Entertainment

The 'Serial' Theme Song Got A Makeover, & It's Hauntingly Good

by Zoe Balaconis

It's back! It's back! It's baaaaaack! The first episode of Season 2 of the smash-hit podcast Serial was released earlier in the day on December 10. This season's story centers on Bowe Bergdahl, a sergeant in the U.S. military who was captured by the Taliban while serving in Afghanistan. The Bergdahl story has garnered the attention and intrigue of an international audience, and this season is sure to be full of twists, turns, and absolutely surprising moments. However, the change of scenery (Bergdahl was stationed abroad when his capture took place) and the story aren't the only things that've changed for Season 2. Serial's also got a new theme song, and it's gonna haunt your dreams.

The show's producers chose Nick Thorburn, aka "Nick Diamonds," for the theme song to Season 1, and now he's back to score this next installment of the podcast. The new theme has many of the same elements as were found in Season 1, yet the tenor of the song has changed entirely. This year's music feels eerie, foreboding, and dark, much like Bergdahl's story, which has raised tons of questions in the media, the army, and in government. Season 2's theme song builds up, inch by inch, like the cases do, in complexity, leaving you wanting — craving — more, until its time to tune in for next week's episode.

In an interview with Vulture, Thorburn talked about the music from Season 1 and how he's changed the tempo, tune, and flow to match the intricacies of the Bergdahl case in Season 2.

Said Thorburn of Serial's first season and how he decided on the sound for Season 2:

The first season was a kind of a true-crime thing. I heard the first episode and made a library of music [for the producers to use] based on what I got from the first episode. Where I first went to was the Angelo Badalamenti Twin Peaks kind of thing: the twangy, echoey guitar and icy synths. This time around, I’m still sort of creating a library of sounds for them instead of more traditional scoring. I’m giving them a lot of cues and moods and tonal things. The music is different, but it’s sort of me just trying to go against the instinct of writing songs. My instinct is to have all these changes and these melodies, and I’m trying to reel that in and create a mood without necessarily a beginning, a middle, and an end.

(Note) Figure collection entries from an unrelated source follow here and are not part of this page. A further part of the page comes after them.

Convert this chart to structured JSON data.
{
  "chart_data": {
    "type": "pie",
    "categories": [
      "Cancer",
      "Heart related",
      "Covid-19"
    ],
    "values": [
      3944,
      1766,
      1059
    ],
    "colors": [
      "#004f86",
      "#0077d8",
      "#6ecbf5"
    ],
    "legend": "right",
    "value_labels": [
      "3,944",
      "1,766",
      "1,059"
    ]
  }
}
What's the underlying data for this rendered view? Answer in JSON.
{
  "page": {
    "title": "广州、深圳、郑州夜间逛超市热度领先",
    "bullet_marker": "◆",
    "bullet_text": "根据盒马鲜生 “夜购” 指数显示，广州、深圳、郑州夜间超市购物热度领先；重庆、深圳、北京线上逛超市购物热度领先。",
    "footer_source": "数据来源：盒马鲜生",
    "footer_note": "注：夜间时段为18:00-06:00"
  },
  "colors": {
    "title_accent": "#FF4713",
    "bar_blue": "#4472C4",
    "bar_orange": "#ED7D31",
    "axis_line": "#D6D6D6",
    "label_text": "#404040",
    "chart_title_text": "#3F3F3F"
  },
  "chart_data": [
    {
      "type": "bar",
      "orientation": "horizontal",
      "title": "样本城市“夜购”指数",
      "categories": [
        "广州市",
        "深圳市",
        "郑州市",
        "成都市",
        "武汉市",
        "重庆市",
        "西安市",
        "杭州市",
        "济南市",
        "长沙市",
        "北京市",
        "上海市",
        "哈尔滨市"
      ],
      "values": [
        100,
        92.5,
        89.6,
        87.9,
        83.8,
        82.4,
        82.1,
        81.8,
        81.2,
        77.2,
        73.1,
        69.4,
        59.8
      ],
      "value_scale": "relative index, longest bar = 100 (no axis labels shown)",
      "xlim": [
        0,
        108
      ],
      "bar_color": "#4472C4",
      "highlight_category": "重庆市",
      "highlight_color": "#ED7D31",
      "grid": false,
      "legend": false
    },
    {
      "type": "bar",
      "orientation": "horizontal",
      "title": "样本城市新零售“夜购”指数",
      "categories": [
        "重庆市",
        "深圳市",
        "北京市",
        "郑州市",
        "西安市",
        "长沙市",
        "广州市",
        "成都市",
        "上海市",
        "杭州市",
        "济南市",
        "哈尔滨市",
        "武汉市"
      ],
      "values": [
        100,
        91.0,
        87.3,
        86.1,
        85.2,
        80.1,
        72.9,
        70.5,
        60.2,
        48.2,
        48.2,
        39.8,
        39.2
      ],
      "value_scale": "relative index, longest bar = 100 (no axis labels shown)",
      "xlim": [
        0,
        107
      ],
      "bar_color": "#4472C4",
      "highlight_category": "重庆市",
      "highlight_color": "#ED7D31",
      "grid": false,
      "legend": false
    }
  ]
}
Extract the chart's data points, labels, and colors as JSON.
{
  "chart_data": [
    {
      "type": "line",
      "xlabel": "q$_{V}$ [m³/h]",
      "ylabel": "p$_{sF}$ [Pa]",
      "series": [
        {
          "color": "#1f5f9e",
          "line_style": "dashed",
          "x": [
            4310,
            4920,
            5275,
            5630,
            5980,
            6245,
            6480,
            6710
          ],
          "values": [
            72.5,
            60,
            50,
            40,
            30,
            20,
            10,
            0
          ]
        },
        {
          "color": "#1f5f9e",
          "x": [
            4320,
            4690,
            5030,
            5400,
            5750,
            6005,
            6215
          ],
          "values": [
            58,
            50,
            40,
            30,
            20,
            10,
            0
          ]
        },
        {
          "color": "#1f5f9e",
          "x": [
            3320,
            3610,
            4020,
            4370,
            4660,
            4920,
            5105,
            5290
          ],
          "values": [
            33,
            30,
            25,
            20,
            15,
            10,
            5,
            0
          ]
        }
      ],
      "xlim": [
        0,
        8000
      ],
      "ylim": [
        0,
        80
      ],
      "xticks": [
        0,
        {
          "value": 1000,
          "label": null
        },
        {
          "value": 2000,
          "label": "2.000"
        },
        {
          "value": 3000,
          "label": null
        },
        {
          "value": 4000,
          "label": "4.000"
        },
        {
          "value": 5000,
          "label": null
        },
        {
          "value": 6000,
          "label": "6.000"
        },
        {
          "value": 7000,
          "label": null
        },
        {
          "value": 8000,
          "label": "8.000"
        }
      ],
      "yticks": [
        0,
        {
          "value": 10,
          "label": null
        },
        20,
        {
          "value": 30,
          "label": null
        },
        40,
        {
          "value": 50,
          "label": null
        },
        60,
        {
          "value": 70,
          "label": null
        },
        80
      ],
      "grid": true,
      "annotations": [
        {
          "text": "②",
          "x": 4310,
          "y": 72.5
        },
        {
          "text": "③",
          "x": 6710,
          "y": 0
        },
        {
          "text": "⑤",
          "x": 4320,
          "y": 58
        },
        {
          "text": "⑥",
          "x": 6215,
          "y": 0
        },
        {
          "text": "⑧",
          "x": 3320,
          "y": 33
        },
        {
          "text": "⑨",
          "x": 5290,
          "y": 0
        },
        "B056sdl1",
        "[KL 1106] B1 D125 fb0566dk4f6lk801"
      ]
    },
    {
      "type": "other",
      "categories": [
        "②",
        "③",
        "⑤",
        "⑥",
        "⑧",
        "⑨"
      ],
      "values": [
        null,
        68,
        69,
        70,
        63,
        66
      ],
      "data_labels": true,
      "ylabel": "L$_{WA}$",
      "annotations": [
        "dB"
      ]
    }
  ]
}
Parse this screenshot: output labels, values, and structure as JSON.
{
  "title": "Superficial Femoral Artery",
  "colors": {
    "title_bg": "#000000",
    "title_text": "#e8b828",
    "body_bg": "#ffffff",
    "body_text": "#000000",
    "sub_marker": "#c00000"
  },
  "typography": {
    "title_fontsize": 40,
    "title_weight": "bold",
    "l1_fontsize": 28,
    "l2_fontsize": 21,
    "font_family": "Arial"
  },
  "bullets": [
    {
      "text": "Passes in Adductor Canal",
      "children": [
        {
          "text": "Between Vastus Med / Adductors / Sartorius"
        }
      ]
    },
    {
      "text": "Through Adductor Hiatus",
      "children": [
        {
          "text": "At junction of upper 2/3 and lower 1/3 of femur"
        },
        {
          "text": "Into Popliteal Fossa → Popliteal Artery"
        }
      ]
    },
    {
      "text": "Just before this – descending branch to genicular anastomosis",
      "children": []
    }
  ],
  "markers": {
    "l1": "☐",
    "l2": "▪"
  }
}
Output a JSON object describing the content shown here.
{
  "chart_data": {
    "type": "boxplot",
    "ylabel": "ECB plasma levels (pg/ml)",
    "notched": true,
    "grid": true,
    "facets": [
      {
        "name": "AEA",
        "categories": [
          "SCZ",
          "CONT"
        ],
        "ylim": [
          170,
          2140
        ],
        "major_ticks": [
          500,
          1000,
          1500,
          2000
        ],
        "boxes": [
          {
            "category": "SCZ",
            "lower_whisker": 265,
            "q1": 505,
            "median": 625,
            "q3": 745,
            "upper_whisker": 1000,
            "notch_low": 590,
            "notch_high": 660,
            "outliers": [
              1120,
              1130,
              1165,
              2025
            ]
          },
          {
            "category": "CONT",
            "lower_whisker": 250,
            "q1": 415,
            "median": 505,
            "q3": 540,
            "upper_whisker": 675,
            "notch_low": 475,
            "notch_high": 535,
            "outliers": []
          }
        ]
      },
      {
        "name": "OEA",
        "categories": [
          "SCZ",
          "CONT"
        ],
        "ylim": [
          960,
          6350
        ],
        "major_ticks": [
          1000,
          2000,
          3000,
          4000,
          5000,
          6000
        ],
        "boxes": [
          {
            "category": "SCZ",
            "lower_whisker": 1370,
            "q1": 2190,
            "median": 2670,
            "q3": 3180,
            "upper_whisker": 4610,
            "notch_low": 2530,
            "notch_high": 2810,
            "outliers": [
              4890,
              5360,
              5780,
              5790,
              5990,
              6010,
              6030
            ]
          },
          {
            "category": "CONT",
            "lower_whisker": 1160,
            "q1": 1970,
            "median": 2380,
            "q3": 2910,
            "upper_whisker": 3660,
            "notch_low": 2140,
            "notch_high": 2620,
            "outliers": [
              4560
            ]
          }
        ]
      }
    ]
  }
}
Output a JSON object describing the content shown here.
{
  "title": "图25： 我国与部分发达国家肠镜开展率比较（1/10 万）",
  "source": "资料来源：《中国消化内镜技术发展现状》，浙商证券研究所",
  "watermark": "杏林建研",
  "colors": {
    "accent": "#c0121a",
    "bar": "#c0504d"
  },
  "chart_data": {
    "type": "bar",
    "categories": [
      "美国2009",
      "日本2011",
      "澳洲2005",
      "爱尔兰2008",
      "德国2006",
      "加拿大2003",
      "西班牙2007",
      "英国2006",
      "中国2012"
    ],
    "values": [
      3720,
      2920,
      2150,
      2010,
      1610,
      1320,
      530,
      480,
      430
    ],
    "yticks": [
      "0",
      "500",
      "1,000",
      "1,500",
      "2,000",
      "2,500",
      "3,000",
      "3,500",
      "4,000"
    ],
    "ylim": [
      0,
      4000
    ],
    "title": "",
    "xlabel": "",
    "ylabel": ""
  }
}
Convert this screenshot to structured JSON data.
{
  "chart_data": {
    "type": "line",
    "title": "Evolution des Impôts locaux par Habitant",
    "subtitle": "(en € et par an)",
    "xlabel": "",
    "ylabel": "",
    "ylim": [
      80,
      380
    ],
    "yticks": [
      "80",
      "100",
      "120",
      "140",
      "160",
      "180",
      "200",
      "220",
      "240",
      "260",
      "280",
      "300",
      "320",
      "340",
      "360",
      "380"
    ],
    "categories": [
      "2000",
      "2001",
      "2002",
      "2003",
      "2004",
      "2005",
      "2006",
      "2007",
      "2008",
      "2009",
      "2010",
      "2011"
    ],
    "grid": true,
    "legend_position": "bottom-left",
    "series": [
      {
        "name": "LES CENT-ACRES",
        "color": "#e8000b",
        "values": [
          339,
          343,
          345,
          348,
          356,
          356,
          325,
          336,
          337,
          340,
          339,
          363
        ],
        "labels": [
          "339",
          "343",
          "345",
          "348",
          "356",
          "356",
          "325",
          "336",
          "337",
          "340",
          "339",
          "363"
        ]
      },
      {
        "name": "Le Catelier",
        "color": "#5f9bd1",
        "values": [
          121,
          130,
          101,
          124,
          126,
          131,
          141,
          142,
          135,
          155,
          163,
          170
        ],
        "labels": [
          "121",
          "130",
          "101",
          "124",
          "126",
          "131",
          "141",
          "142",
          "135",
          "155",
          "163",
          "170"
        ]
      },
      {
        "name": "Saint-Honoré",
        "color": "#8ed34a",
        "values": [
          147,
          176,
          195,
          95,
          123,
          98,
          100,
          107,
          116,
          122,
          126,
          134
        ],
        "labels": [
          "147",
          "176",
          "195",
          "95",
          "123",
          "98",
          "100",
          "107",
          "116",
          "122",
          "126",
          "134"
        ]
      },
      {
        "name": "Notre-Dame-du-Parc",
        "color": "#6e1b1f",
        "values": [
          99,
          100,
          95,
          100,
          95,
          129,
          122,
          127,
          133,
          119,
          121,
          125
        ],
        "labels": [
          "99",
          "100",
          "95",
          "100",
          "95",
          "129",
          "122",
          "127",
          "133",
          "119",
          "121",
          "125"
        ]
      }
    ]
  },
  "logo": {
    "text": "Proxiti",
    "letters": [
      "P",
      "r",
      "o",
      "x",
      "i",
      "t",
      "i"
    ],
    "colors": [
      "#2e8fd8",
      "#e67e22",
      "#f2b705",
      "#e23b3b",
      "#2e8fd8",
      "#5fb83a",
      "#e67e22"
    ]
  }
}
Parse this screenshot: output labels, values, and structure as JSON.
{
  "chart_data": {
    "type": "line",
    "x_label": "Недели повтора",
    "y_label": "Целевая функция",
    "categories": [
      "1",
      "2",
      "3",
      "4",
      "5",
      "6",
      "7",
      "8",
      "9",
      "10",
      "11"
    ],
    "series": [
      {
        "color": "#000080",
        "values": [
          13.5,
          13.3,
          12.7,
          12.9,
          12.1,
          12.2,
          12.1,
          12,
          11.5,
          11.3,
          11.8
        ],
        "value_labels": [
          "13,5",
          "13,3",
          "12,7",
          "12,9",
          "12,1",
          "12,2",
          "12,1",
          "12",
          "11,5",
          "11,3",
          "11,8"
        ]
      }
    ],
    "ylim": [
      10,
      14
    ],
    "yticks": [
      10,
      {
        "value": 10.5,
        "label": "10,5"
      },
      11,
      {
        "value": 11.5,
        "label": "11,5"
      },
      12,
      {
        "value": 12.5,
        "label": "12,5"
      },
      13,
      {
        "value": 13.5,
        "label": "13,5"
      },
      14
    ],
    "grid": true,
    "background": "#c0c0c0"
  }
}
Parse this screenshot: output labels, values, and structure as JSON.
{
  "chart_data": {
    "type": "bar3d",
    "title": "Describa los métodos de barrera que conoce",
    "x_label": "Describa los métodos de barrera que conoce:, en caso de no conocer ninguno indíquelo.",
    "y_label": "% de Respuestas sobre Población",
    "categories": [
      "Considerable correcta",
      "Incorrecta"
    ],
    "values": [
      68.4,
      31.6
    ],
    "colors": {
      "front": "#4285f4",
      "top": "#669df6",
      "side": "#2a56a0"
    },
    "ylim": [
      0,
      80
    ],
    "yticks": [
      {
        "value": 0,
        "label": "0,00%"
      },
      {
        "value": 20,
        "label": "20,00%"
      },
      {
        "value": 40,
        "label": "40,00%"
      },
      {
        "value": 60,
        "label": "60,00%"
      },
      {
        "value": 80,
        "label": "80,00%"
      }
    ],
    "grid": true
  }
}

As for his interest in returning for Season 2,Thorburn told Vulture that when he was approached he answered, "Hell yeah!" Adding:

I was very pleased to do it, and to try to do something better than what I had done before. It was a tall task, but I think I did it.

Concerning the theme change, Julie Snyder, one of Serial's producers told The New York Times:

We wanted to change it because the theme the first year really belonged to that story.

After listening to inaugural episode of Season 2, the music does have a certain circular quality to it that feels reflective of the mind turning over facts, weighing alibis against evidence, going back to overlooked testimonies. It's hauntingly addictive, much like the story Sarah Koenig and co. have placed before us, ready to unravel slowly and methodically.

Season 1 of Serial was mind-boggling, and the theme was almost as maddening in the way it stuck in your head. Unsurprisingly, the story and the score of Season 2 are shaping up to be just as confusing, just as mind-boggling, and just as exciting. Only one episode in, and it's already shaping up to be one hell of a season, you guys.